YouTube Instant, as Aboukhadijeh said, would be most useful when one is "looking for a serendipitous video browsing experience". In comparison with Google Instant, it might not be as useful if "you know exactly what you’re looking for, since you’re shown distracting YouTube videos on the way to your destination", said Aboukhadijeh. He continues by saying that he thinks this is perfect for many internet users.

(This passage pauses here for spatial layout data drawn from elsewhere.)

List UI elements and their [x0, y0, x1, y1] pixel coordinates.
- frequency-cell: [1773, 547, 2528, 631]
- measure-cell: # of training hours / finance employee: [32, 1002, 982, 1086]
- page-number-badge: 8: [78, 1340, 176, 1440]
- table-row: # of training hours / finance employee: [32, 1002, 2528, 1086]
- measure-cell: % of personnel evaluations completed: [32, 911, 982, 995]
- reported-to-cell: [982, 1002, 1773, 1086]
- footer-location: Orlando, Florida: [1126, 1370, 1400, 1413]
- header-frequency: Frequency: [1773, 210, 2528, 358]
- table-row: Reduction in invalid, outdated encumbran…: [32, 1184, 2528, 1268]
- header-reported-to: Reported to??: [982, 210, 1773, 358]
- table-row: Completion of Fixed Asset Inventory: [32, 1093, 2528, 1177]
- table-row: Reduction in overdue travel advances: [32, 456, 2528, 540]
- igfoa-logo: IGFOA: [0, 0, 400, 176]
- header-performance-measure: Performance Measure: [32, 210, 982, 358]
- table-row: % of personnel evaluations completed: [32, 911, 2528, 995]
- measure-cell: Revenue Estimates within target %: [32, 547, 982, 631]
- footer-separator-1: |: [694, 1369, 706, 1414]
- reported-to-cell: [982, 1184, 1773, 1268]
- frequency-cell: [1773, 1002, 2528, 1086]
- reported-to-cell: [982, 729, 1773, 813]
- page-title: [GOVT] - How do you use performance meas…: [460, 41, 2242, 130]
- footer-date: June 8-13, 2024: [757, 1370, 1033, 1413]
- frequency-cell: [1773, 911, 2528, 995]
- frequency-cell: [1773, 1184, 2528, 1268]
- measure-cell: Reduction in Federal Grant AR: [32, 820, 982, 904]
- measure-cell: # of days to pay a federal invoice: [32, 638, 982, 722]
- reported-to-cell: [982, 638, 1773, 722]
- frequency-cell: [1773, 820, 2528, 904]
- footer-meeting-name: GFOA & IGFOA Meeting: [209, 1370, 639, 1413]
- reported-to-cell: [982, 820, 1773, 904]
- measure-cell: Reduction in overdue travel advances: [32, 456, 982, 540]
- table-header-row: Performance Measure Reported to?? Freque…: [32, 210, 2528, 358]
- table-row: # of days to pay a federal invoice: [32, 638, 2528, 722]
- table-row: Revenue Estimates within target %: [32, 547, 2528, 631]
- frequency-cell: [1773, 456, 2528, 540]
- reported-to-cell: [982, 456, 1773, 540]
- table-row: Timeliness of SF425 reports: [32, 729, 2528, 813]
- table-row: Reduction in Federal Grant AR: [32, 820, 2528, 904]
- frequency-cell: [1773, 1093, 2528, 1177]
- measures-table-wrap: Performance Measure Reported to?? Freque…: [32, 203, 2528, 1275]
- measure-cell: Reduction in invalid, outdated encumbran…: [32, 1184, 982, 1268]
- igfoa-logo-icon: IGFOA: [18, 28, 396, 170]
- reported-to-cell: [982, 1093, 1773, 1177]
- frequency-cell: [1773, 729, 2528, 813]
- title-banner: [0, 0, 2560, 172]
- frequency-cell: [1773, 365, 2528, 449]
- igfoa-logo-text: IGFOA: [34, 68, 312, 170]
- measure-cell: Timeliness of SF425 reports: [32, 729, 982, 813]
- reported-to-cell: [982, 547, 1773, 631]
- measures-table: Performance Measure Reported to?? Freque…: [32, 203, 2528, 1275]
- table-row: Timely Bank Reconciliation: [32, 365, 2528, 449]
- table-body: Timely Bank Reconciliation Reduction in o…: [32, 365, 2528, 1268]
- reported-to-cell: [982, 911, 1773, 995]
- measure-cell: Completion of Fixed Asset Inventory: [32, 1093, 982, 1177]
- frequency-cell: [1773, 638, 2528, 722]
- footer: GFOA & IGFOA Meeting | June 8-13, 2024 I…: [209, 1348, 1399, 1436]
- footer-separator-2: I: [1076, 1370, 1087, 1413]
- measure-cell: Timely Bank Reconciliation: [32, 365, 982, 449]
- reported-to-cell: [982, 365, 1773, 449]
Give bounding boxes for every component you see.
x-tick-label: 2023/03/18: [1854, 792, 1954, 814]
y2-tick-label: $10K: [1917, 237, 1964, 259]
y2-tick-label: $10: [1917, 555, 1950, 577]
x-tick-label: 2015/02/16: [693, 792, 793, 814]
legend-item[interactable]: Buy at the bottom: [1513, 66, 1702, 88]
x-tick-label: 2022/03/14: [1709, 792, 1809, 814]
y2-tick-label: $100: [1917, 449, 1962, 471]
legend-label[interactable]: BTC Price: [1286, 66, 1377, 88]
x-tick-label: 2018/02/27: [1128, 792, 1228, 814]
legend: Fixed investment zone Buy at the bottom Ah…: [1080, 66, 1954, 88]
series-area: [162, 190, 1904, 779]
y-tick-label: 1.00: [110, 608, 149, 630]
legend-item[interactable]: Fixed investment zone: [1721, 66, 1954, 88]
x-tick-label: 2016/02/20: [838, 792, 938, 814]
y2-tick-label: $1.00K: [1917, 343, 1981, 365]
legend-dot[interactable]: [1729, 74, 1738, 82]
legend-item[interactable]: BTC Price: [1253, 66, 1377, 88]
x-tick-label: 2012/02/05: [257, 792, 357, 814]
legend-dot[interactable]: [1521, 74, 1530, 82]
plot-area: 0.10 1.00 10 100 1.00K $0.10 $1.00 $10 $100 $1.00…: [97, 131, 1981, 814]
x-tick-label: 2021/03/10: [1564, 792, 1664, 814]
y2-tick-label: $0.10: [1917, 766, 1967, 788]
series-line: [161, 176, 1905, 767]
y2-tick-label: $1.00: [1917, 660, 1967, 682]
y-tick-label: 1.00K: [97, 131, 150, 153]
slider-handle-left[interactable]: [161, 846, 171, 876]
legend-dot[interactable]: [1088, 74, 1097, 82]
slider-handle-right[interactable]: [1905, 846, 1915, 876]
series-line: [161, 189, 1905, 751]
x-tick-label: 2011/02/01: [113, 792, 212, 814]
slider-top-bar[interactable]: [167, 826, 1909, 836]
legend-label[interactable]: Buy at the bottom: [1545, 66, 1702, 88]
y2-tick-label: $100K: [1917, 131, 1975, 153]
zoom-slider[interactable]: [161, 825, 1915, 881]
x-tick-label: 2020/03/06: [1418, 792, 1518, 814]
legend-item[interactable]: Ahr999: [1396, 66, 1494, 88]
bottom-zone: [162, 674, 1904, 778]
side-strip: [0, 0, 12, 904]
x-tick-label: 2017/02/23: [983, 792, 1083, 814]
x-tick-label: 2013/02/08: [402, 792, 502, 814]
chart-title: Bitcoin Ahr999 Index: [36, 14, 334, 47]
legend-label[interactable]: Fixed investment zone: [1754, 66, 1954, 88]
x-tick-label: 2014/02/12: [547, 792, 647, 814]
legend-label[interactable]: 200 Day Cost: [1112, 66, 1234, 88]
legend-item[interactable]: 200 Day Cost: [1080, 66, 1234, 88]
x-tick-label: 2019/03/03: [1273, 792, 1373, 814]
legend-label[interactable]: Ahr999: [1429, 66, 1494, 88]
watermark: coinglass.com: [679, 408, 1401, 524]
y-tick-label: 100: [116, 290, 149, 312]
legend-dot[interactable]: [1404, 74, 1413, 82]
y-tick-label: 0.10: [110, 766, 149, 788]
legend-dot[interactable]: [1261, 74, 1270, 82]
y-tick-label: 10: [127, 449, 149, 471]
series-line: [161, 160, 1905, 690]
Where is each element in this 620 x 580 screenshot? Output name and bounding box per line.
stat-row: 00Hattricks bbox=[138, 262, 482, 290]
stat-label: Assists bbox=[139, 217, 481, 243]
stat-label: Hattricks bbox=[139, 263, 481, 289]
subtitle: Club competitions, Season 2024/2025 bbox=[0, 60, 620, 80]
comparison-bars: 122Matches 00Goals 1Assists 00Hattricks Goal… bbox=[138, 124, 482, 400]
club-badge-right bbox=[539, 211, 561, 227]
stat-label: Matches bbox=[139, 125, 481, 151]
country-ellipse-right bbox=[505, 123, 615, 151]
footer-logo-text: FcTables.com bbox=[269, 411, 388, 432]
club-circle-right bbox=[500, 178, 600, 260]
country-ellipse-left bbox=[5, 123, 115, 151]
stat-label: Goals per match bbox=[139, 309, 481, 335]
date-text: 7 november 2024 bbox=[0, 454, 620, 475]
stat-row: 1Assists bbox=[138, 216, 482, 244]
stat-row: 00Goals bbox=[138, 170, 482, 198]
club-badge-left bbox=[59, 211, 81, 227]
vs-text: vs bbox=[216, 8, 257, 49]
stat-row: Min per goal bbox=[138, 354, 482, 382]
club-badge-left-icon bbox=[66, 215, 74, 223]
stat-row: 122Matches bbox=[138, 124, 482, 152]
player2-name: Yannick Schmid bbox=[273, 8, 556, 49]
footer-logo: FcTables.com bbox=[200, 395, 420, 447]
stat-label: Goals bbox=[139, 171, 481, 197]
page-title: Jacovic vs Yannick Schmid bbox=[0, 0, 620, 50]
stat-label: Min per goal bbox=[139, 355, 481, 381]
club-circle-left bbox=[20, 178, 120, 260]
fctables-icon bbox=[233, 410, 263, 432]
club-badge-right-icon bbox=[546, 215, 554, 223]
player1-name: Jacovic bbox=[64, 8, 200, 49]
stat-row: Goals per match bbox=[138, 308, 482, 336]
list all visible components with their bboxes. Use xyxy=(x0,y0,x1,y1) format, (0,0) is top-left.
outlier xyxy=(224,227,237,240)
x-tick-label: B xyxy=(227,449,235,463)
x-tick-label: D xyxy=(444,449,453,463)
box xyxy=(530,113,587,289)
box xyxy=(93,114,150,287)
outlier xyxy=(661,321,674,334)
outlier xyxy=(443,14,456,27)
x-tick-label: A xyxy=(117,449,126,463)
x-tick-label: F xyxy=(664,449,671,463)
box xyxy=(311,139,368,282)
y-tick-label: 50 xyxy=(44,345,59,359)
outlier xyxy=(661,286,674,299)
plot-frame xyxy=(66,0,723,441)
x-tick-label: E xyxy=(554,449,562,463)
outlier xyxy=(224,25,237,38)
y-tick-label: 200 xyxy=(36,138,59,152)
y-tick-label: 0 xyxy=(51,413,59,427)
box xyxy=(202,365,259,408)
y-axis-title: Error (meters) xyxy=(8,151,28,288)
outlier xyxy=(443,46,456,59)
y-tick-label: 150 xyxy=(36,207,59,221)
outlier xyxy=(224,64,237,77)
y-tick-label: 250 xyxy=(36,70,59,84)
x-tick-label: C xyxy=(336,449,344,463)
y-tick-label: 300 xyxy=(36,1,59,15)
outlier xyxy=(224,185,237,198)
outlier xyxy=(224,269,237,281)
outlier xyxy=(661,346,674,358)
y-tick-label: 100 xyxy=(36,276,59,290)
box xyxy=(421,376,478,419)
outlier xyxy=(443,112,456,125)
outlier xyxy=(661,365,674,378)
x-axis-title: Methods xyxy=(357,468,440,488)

YouTube Instant presents itself as a "streamlined, neatly presented microcosm" of the YouTube universe, providing a simple means of finding and playing a specific file. Like Google Instant, when the user starts typing into the search bar, the utility looks for matches and presents a file name to the right of the bar. This changes as typing continues, predicting the best fit based on the input. Output is virtually ‘instant’ and reduces the time taken to find a file compared to the full version of YouTube.

==Limitations==
YouTube Instant possesses very little of the functionality offered by YouTube. Both the name of the file and the user name of the individual that uploaded it are not shown to the user. Also, there are no account-based features either, so the user cannot, for example, log into his/her existing YouTube account and add a file to his/her favorites.

==Public response==
Aboukhadijeh was quoted as saying "there was craziness," describing the response to the creation of YouTube Instant. And by "craziness," Aboukhadijeh referred to the viral whirlwind that was generated: he was greeted by e-mails congratulating him, interview requests, and a server flooded with Web traffic. Within six days, YouTube Instant had seen 715,000 visitors. There was news coverage by media outlets

such as the New York Times, Sydney Morning Herald, and Washington Post. Perhaps one of the puzzles of the buzz that YouTube Instant has created is how YouTube Instant went viral. "I think after things cool down a bit, I should carefully consider how exactly YouTube Instant went viral and write up a blog post to share my thoughts about it all," Aboukhadijeh has said.

==Meeting with Chad Hurley==
Most notable was the job offer from YouTube CEO Chad Hurley via Twitter. "Want a Job?" Hurley asked, to which Aboukhadijeh, who uses the Twitter handle FreeTheFeross, replied, "Is that a for-real offer?" Hurley then asked if Aboukhadijeh was "ready to leave school." A meeting between Aboukhadijeh and Hurley at YouTube's San Bruno, California, headquarters was scheduled for September 13, 2010. Aboukhadijeh stated "I haven't actually accepted the YouTube offer yet. We're still figuring out how this is all going to work out, and nothing's final yet. However, Chad and the engineers I spoke with were excited about the possibilities." MediaMemo however claimed that Aboukhadijeh "can't go work for Chad Hurley, because he’s already working for Mark Zuckerberg". Aboukhadijeh disagreed with this claim, telling CNN that he did not see how working at Facebook over summer would "prohibit his taking a job at YouTube".

==Spin-offs==
There was suddenly a rush to develop an ‘Instant’ version of every popular online brand. Shortly after the creation of YouTube Instant came the creation of Google Maps Instant, iTunes Instant, Instant Dictionary, Instant PubMed, WikInstant.com, Instant Wikipedia. In particular, it was Michael Hart who put Google Images Instant together in less than two hours. He accompanied both apps with a notice that says: "Btw, Google: I’m looking for a job too! Congrats Feross Aboukhadijeh!", a direct reference to YouTube Co-Founder and CEO Chad Hurley's public job offer to the person behind YouTube Instant. It was Scottish engineer Tam Denholm who decided to wrap another layer around the concept of "instantization" by creating a mashup of these services called "Instantise," "which slaps all instant-based Web activity onto a single landing page for easier discovery and use."